For his toast, Kevin puts things in perspective and guides his family out of this long, difficult chapter and toward the next one. He shares his recent conversation with Kate, who told him, “If you don’t allow yourself to grieve Dad’s death, it will be like taking a giant breath in and just holding it there for the rest of your life.” He then asks each Pearson — his two siblings, his mother, and himself — to take that deep breath and let go, as Kate promised she’d do hours earlier. In a beautiful, quiet sequence, we watch them inhale and exhale, one by one. After, Kevin shares how happy he is for Kate and hands the mic over to Randall, who offers an important sentiment: You can’t control what the future will bring, but you can control who you experience it with.
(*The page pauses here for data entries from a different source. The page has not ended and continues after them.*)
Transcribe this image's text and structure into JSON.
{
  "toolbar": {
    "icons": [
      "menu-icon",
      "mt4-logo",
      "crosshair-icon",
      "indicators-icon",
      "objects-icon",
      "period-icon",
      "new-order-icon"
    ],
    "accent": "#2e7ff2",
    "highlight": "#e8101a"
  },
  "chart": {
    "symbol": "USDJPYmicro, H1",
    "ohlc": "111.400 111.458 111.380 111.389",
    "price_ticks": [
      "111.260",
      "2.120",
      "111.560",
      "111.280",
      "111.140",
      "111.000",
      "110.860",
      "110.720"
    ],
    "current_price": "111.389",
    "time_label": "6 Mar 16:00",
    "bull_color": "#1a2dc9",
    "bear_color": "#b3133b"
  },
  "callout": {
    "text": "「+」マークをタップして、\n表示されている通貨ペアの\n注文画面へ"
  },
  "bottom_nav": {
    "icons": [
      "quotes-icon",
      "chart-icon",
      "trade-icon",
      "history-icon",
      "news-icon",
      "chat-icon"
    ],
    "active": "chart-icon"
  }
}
This Is Us, naturally, uses the idea to jump ahead in time for the finale’s final moments, both to tease what’s in store next season but also to reflect on Randall’s point — that things will change for better or worse, new people will enter your orbit while others exit, and life goes on.

We see that Toby, in the future, will become bed-ridden and cripplingly depressed. The day before the wedding, his parents had expressed worry about his marrying Kate, saying it seemed like he was walking on eggshells around her to keep her sane. But they also revealed that during his last marriage, to Josie, he got deeply depressed. Toby hints he may be the unstable one, and not Kate. As the future shows, this may turn out to be true.

We see that Kevin, in the future, is on a plane to Vietnam with Zoey — of all people — by his side. Zoey had told Deja she was “a sucker for a good toast,” and a good wedding toast Kevin certainly gave. They met at the wedding and apparently hit it off; in this snippet of the future, on an airplane, we see them intimate and comfortable with one another. (We’re also reminded of Jack’s military service, sure to be built out next season.)

And we see that Randall, in the future far more years in advance, is with Tess, who’s working as a social worker. “It’s time to go see her, Tess,” Randall says, maybe (but not necessarily: There’s also Beth and Annie to consider) referring to Deja. At the wedding, Toby’s mother had approached Tess, Annie, and Deja, referring to them as Randall’s three children. “You look just like your father,” she’d said to Deja, referencing Randall. It was a searing moment that shook Deja to her core; she got that baseball bat and smashed it against her foster dad’s windshield in a rage. Her damage isn’t magically going away — it may even be, as Randall and Beth so feared, one of those worst-case scenarios. We don’t know just yet.

But Randall has learned what’s out of his control. And as this tender, wise season finale of This Is Us reminds, life will go on.